3 A la suite de la publication, en novembre 1989, d'un rapport et d'un mémorandum secret du Controller and Auditor General of the United Kingdom National Audit Office, la Commission a constaté que le gouvernement du Royaume-Uni avait concédé à BAe et RG certains avantages financiers qui n'étaient pas visés par la décision 89-58.

4 Estimant que ces concessions supplémentaires constituaient des aides au sens de l'article 92, paragraphe 1, du traité et qu'elles étaient incompatibles avec le Marché commun, étant donné qu'elles avaient été accordées en violation de l'article 1er de la décision 89-58, la Commission a adopté l'acte attaqué par lequel elle a décidé "que l'aide supplémentaire de 44,4 millions de UKL accordée dans le contexte de la cession de RG à BAe constitue une aide illégale qui a été payée en violation de la décision 89-58-CEE et que vos autorités (les autorités britanniques) sont invitées à procéder à sa récupération auprès des bénéficiaires (c'est-à-dire le paiement de 9,5 millions de UKL destiné à couvrir le coût d'acquisition des parts détenues par les actionnaires minoritaires et l'avantage de 33,4 millions de UKL dont a bénéficié BAe du fait du report de paiement du prix de vente), et 1,5 million de UKL auprès de RG (qu'il a obtenu afin de couvrir les coûts de consultation externe liés à la vente)".

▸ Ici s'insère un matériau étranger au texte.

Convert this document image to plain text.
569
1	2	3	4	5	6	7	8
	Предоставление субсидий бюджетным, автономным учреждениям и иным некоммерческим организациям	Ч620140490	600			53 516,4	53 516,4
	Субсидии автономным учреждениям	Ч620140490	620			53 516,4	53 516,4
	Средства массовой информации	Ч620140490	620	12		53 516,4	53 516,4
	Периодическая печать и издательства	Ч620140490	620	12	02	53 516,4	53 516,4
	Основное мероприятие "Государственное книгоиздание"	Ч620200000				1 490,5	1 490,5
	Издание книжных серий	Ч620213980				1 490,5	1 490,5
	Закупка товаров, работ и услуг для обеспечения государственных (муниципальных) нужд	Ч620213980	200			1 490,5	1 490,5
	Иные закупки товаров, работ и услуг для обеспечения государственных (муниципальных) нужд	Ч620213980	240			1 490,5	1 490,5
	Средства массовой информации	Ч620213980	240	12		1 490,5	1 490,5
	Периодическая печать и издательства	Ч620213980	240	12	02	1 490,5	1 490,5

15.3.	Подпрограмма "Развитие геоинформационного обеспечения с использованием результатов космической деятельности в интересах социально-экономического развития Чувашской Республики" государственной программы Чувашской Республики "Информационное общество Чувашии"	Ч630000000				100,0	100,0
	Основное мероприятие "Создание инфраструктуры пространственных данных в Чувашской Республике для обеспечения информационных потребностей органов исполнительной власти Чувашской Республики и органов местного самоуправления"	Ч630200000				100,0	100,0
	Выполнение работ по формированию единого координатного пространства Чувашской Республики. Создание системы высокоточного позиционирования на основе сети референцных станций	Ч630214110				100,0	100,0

5 Pour un plus ample exposé des faits de l'affaire, du déroulement de la procédure ainsi que des moyens et arguments des parties, il est renvoyé au rapport d'audience. Ces éléments du dossier ne sont repris ci-après que dans la mesure nécessaire au raisonnement de la Cour.

6 Les parties requérantes invoquent la violation des dispositions des articles 92 et 93 du traité, l'existence d'une erreur dans le calcul de la somme à recouvrer, le non-respect du principe de proportionnalité, ainsi que l'absence d'une motivation suffisante.

7 En premier lieu, les parties requérantes font valoir que, si la Commission considérait que les avantages accordés à BAe et à RG constituaient des aides d'État incompatibles avec le Marché commun, elle aurait dû ouvrir la procédure prévue à l'article 93, paragraphe 2, du traité et mettre ainsi les intéressées en mesure de présenter leurs observations. La Commission ne saurait dénier à la décision litigieuse un caractère autonome par rapport à la décision 89-58, étant donné qu'elle qualifie les avantages litigieux d'aides d'État, qu'elle constate leur incompatibilité avec le Marché commun, qu'elle procède à une évaluation de leur montant et qu'elle en ordonne la récupération.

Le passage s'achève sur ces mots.